It all started when I was looking for a new Kate Spade purse on eBay. (Yes, I do feel a little bit guilty for wanting a new purse already. I’ve only been using my current one for a year and a half, while I used the previous one for almost four years.)
Anyway, I found a unique one that was ruby red and sparkly, like Dorothy’s slippers in “The Wizard of Oz.” I showed it to my husband and he said that even if I thought it was cute, I’d be too embarrassed to leave the house with it. I thought about it for a bit, then realized that he was right.
I do tend to embarrass easily and generally hate to draw attention to myself, especially in public. I used to have a friend who behaved like she was always on stage, dressing very unconventionally and talking and laughing very loudly. I felt like she couldn’t ever “read the room,” so to speak, and keep her voice at a more moderate level. It embarrassed me because I felt like I was being dragged on stage with her against my will, simply by virtue of being in her presence.
Of course, everyone has their own unique way of expressing themselves how they want to and that’s fine. I don’t expect people to change themselves just to accommodate me. But it was a sign I should have taken more seriously that our personalities were just way out of sync.

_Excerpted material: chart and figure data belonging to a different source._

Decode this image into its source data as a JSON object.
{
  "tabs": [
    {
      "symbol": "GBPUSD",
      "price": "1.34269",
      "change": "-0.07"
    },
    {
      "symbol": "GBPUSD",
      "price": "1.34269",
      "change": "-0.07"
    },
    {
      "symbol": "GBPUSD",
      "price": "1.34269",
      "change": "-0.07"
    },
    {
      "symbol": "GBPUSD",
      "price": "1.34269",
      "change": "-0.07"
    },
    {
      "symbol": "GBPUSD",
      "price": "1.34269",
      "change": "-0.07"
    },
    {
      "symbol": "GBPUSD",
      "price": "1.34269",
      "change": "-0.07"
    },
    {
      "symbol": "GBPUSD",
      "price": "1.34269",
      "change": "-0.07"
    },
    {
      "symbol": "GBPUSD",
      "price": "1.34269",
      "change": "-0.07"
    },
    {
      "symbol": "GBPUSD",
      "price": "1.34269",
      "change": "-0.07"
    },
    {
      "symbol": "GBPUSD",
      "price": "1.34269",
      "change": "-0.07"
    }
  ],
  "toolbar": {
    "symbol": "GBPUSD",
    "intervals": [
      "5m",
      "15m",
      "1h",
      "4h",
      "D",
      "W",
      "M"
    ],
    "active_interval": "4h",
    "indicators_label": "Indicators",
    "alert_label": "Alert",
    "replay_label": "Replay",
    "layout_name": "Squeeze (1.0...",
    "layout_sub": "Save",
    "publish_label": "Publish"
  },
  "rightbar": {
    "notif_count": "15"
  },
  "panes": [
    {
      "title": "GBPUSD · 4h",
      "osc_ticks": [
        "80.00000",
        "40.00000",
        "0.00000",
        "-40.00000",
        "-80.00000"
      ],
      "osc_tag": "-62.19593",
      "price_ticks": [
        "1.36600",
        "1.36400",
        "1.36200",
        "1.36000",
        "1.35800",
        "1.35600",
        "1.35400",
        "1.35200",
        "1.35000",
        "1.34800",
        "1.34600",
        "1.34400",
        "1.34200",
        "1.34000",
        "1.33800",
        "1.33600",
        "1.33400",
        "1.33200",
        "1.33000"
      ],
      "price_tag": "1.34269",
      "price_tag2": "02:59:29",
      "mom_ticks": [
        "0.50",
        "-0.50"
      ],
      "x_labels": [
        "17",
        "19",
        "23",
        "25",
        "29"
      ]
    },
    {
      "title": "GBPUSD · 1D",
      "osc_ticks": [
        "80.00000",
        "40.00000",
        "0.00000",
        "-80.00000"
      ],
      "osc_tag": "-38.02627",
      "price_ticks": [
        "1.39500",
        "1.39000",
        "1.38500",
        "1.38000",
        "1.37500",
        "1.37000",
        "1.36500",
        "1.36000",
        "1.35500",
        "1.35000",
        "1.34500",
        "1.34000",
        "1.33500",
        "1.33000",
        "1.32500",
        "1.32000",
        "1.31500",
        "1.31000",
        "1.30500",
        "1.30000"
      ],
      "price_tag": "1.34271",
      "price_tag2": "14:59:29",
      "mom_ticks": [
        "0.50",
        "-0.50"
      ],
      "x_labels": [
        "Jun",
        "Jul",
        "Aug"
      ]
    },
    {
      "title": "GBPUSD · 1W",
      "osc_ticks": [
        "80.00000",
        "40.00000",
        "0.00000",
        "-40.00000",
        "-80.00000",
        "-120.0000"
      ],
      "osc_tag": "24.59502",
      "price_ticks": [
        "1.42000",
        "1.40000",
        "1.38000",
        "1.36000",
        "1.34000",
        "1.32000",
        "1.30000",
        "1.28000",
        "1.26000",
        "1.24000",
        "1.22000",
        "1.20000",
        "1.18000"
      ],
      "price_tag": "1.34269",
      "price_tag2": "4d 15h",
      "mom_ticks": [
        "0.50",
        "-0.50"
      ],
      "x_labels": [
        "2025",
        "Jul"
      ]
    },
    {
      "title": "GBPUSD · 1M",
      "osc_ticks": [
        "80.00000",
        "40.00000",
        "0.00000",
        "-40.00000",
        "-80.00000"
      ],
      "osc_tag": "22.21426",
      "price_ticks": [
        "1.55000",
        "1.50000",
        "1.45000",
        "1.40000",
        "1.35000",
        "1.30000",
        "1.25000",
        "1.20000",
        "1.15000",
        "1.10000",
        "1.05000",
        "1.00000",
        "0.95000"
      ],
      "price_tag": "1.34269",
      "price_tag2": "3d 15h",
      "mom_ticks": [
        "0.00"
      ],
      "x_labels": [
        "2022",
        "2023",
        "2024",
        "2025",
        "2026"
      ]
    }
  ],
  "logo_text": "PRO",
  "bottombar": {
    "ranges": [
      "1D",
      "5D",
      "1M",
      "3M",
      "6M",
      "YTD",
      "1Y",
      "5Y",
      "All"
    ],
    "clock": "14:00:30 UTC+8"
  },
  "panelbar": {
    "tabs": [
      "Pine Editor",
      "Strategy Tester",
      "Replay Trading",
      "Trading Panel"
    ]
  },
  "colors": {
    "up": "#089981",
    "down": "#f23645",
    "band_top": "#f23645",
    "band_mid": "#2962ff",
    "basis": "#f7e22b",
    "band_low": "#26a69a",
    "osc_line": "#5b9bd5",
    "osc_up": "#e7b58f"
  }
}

I used to think that maybe this was an issue of low self-esteem on my part, the desire not to stand out in a crowd. But I’ve done a lot of work on myself and feel that my self-esteem is now pretty good. Yet I still don’t enjoy drawing attention to myself, at least not because of what I’m wearing or how loud I am. I don’t mind if I draw attention to myself for expressing my opinions, though.
I think that reflects my life goals in general. I’d rather be remembered for what I had to say and how I treated people than for what I wore or what first impression I made on people. I’d never want to be remembered for being loud.
My desire not to stand out from the crowd largely stems from when I did stand out as a kid, but it wasn’t by my choice. I was already much tinier than the other kids my age and to top it off, my clothes were really cheap. I know, it sounds so shallow now. I’ve long ago made peace with my parents for putting me in that position because they were doing the best they could with their limited resources. But at the time, I just yearned desperately to blend in, to look like everyone else. It’s one thing to look different by choice, but it’s something else entirely when it’s not your choice.
So my husband was right: I probably would be too embarrassed to leave the house with a glittery purse, the same way I’d be embarrassed to wear clothes with sequins. The last thing I want is to be flashy—or god forbid, gaudy or tacky. Give me a bag with very classic style and some tasteful jewelry to wear with my wardrobe of t-shirts and jeans. I’ll blend in as intended, not standing out because of what I’m wearing. The only statements I want to make, I’ll express in words.